Cllr Batchelor recently suggested that using a Harris Hawk a couple of times a week or a contraceptive feed would be the most humane options to solve Warminster’s long-running pigeon problem.
However, Mr Rogers says that using a hawk would be ineffective for Warminster as the issue is more widespread, while contraceptive feed is not legal in the UK.
The 29-year-old, who is studying zoology at the University of Exeter’s Cornwall Campus, believes that a more long-term plan should be looked at to control the pigeon population.
Mr Rogers, from Elmdale Road, Trowbridge, said: “The use of public funds to implement ineffective methods should be questioned, particularly when the reason for the control is simply that the droppings are deemed unsightly.
“The use of a Harris hawk is especially ineffective due to their slow-flying nature and most adult pigeons soon become wise to the limited threat posed by a bird that is comparatively cumbersome in flight.
“Also, Mr Batchelor’s suggestion of ‘contraceptive feed’ indicates a total lack of under- standing of the issue, given that no contraceptive feed is licensed for use on pigeons in the UK.

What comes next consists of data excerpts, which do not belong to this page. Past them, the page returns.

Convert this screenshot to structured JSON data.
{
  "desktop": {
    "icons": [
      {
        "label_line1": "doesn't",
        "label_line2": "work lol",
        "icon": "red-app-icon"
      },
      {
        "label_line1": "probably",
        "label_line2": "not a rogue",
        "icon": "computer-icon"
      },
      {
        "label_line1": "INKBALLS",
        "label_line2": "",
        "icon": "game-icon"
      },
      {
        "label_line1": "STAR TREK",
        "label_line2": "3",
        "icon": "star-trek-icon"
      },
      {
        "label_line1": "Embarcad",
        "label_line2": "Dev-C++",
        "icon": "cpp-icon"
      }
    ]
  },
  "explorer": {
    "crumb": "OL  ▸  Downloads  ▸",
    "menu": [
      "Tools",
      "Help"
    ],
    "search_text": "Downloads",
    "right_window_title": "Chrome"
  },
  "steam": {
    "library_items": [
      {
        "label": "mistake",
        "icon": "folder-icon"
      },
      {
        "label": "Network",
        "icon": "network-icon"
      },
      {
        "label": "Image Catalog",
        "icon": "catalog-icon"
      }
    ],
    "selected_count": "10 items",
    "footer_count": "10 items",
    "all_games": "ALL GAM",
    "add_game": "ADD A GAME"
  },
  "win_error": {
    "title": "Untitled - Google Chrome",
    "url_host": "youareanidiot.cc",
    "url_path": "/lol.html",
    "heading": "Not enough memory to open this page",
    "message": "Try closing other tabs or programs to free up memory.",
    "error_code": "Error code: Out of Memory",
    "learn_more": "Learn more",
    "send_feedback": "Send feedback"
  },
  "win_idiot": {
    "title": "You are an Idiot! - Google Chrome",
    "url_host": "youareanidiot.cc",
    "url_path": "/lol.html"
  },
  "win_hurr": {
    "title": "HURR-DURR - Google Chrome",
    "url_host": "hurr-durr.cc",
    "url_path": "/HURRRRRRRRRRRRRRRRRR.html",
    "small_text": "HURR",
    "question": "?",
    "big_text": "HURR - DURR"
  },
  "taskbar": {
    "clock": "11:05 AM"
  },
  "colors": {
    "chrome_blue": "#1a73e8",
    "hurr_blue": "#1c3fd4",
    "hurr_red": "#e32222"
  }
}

“While non-lethal control methods are the way forward, it would be advisable for independent advice to be sought from experts, such as those at the Pigeon Control Advisory Service, into a more effective long-term plan.”
Mr Rogers, also author of The Big Guide to Small Pets, was recently featured on BBC’s Winterwatch show where he talked about a project he is undertaking to record the national pigeon population and investigate the plumage trends found in the birds.
Cllr Batchelor said: “I’m not an expert on the removal of pigeons, but I am qualified on what the people of Warminster want to see happen in the town. That is what I am fighting for, representing the wishes of the majority of the town.”